Der Verwaltungsgerichtshof hat durch den Vorsitzenden Senatspräsident Dr. Sauberer und die Hofräte Dr. Riedinger und Dr. Handstanger als Richter, im Beisein der Schriftführerin Mag. Schlegel, über die Beschwerde des H B in V, vertreten durch Dr. Michael Ruhdorfer, Rechtsanwalt in 9020 Klagenfurt, Paulitschgasse 17/II, gegen den Bescheid des Unabhängigen Verwaltungssenates für Kärnten vom 22. März 2000, Zl. KUVS-K1- 54/3/00, betreffend Übertretung des Güterbeförderungsgesetzes 1995, zu Recht erkannt:

Normen

31992R0881 Güterkraftverkehrsmarkt Art3 Abs1;
31992R0881 Güterkraftverkehrsmarkt Art5 Abs4;
EURallg;
GütbefG 1995 §23 Abs1 Z8 idF 1998/I/017;
VStG §20;
VStG §21;
31992R0881 Güterkraftverkehrsmarkt Art3 Abs1;
31992R0881 Güterkraftverkehrsmarkt Art5 Abs4;
EURallg;
GütbefG 1995 §23 Abs1 Z8 idF 1998/I/017;
VStG §20;
VStG §21;

 

Spruch:

Die Beschwerde wird hinsichtlich des Schuldspruches als unbegründet abgewiesen. Im Übrigen, also hinsichtlich des Ausspruches über die verhängte Strafe und der diesbezüglichen Kosten des Berufungsverfahrens, wird der angefochtene Bescheid wegen Rechtswidrigkeit des Inhaltes aufgehoben.

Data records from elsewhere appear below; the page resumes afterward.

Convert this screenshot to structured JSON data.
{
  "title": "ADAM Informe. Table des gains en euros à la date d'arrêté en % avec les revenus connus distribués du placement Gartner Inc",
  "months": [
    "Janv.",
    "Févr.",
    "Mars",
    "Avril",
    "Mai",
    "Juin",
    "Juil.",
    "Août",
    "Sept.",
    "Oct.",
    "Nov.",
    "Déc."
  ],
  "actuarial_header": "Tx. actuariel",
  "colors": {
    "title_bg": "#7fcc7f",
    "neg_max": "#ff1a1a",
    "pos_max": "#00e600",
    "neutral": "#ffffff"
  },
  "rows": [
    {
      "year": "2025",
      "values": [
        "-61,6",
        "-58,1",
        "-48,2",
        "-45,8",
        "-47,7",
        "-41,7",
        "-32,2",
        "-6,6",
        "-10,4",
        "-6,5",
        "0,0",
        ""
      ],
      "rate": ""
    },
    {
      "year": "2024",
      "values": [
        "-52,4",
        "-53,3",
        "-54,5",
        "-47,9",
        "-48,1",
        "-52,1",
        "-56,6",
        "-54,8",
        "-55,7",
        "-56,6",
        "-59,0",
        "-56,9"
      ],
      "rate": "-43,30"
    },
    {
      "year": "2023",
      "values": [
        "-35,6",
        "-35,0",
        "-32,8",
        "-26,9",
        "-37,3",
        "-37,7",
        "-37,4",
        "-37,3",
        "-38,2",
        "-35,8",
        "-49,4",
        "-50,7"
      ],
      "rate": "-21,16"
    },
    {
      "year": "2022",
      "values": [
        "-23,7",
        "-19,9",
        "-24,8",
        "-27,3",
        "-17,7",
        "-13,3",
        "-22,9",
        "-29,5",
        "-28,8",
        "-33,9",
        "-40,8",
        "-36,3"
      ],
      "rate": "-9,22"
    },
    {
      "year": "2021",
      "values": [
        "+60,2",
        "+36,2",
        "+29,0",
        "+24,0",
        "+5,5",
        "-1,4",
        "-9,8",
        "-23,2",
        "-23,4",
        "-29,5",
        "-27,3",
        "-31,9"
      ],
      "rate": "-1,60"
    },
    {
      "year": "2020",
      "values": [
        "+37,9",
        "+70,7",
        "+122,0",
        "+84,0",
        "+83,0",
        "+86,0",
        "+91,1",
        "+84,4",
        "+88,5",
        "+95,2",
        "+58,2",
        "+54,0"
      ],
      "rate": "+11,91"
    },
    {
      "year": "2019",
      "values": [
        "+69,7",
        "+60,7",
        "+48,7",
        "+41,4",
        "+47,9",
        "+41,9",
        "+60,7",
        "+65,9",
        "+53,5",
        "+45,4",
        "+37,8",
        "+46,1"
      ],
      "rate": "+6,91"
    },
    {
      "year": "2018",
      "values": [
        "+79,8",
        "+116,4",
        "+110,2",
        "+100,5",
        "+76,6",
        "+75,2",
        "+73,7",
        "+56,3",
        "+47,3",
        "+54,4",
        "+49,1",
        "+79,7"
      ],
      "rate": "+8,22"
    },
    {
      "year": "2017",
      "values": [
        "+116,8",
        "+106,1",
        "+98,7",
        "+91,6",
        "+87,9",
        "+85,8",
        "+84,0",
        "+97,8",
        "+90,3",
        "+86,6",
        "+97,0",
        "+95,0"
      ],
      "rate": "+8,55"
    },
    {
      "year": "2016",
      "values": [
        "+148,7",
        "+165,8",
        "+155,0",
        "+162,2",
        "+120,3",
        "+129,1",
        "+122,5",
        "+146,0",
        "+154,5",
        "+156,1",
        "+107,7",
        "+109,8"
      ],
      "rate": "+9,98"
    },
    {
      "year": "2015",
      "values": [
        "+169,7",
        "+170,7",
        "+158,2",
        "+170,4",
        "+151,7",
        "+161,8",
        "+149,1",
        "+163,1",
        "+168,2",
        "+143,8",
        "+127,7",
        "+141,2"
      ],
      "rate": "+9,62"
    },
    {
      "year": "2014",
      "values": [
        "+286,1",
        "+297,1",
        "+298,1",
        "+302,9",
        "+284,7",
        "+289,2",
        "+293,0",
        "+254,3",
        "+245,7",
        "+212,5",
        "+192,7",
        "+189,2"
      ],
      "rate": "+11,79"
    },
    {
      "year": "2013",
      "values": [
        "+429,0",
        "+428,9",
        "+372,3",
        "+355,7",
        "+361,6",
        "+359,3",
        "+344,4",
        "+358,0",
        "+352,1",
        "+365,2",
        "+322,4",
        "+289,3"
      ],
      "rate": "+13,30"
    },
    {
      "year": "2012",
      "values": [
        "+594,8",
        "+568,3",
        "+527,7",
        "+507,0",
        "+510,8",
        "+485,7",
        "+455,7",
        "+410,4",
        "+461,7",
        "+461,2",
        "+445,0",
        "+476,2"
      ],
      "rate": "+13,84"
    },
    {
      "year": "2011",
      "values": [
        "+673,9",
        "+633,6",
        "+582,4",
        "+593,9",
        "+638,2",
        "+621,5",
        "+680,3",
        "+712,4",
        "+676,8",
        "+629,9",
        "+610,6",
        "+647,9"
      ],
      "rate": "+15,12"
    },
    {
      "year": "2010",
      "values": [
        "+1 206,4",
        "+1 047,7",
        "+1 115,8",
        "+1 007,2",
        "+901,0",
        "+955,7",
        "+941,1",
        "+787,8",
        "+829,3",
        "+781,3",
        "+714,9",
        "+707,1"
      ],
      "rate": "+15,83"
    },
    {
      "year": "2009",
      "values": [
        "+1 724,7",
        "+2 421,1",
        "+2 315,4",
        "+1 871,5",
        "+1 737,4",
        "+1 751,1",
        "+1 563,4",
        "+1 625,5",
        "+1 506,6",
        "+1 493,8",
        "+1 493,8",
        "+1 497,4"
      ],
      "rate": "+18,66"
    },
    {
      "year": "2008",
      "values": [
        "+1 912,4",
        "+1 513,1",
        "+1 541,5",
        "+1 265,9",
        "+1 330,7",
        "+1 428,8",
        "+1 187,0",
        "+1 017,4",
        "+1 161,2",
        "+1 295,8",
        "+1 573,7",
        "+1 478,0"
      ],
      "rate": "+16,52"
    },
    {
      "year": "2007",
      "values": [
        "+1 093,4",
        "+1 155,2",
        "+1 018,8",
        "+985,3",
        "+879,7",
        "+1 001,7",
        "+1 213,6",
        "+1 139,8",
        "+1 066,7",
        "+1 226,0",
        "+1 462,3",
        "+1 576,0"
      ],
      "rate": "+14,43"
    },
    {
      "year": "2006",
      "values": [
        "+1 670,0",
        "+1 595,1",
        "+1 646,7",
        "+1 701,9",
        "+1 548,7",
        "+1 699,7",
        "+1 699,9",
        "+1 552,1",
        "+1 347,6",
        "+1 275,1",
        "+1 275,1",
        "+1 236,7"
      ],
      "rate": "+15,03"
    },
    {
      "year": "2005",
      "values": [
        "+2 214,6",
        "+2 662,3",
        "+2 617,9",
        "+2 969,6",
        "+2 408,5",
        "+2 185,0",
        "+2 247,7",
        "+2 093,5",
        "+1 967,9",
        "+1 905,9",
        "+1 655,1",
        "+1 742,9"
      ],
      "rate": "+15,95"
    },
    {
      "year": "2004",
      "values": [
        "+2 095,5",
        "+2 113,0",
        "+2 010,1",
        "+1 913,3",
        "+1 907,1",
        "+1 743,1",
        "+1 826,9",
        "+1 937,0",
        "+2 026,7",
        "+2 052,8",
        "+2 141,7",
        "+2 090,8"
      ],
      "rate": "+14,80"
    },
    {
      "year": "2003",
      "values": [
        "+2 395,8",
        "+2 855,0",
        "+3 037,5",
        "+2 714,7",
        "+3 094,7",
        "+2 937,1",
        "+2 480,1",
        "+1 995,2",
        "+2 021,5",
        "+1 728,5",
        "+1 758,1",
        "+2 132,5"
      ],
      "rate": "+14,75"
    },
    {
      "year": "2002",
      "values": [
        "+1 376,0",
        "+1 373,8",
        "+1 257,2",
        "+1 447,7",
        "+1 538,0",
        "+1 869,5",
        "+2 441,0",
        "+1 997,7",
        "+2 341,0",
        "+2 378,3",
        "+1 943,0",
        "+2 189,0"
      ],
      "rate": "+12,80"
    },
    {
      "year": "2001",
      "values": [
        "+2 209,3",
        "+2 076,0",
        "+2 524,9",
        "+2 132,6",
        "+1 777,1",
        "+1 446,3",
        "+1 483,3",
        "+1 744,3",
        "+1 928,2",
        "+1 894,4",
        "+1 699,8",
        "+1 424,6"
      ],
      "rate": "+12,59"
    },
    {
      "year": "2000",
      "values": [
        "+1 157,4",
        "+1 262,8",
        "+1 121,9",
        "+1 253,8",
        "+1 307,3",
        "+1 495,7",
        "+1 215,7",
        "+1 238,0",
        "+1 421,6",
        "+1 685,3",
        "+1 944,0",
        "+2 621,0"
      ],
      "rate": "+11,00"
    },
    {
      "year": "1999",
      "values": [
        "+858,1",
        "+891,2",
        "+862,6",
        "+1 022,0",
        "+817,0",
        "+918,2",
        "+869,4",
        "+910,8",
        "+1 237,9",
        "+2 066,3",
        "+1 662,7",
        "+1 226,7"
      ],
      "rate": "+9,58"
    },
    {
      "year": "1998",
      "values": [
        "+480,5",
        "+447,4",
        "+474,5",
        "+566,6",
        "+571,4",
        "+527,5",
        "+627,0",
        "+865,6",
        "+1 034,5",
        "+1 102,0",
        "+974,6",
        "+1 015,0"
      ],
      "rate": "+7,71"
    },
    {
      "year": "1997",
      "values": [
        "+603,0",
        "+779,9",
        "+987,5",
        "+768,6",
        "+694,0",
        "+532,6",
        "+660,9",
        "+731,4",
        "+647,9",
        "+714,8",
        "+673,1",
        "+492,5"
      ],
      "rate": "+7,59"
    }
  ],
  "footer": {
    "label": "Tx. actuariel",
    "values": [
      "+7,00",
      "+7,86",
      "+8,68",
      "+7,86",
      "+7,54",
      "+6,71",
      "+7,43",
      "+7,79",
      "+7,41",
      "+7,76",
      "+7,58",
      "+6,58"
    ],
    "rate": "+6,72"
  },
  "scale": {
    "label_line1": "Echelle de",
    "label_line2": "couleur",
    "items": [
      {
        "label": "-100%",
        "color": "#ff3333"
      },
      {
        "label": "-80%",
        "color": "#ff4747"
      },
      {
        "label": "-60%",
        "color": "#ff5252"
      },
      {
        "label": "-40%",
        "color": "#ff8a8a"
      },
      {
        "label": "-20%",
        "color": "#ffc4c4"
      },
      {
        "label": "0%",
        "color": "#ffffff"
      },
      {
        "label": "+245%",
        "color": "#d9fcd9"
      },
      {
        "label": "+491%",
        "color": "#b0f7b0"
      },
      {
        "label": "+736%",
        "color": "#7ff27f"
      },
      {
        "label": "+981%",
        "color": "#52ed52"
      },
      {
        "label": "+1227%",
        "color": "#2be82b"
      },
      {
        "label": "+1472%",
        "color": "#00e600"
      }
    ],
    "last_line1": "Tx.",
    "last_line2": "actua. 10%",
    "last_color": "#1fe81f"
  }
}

Das Land Kärnten hat dem Beschwerdeführer Aufwendungen in der Höhe von EUR 1089,68 binnen zwei Wochen bei sonstiger Exekution zu ersetzen.

Begründung

1. Mit dem im Instanzenzug ergangenen angefochtenen Bescheid wurde der Beschwerdeführer für schuldig erkannt, er habe am 3. Februar 1999 gegen 14.00 Uhr mit einem (nach den Kennzeichen jeweils bestimmten) Sattelfahrzeug samt Sattelanhänger im Auftrag eines näher genannten Unternehmens in Villach auf der Bundesstraße 100, Parkplatz Berg, Richtung Spittal/Drau fahrend, eine gewerbliche Beförderung von Gütern von Italien/Sterzing nach Villach durchgeführt, ohne eine für diese Transitfahrt erforderliche Gemeinschaftslizenz mitzuführen, nachdem er diese auf Verlangen des Kontrollorganes nicht habe vorweisen können, obwohl der grenzüberschreitende Verkehr einer Gemeinschaftslizenz unterliege, eine beglaubigte Abschrift der Gemeinschaftslizenz im gewerblichen Güterverkehr auf den im Gebiet der Gemeinschaft zurückgelegten Wegstrecken im Fahrzeug mitgeführt werden müsse und dem Kontrollberechtigten auf Verlangen vorzuzeigen sei. Dadurch habe er eine Verwaltungsübertretung gemäß § 23 Abs. 1 Z. 8 des Güterbeförderungsgesetzes 1995 iVm Art. 3 Abs. 1 und Art. 5 Abs. 4 der Verordnung (EWG) Nr. 881/92 begangen. Gemäß § 23 Abs. 1 Z. 8 und § 23 Abs. 2 des Güterbeförderungsgesetzes 1995 sei über ihn hiefür eine Geldstrafe von S 20.000,-- (3 Tage Ersatzfreiheitsstrafe) verhängt worden. Weiters wurde dem Beschwerdeführer gemäß § 64 Abs. 1 und 2 VStG aufgetragen, als Beitrag zu den Kosten des Berufungsverfahrens weitere 20 % der über ihn verhängten und bestätigten Geldstrafe, sohin S 4.000,-- (EUR 290,69) binnen zwei Wochen bei sonstiger Exekution dem Land Kärnten zu leisten.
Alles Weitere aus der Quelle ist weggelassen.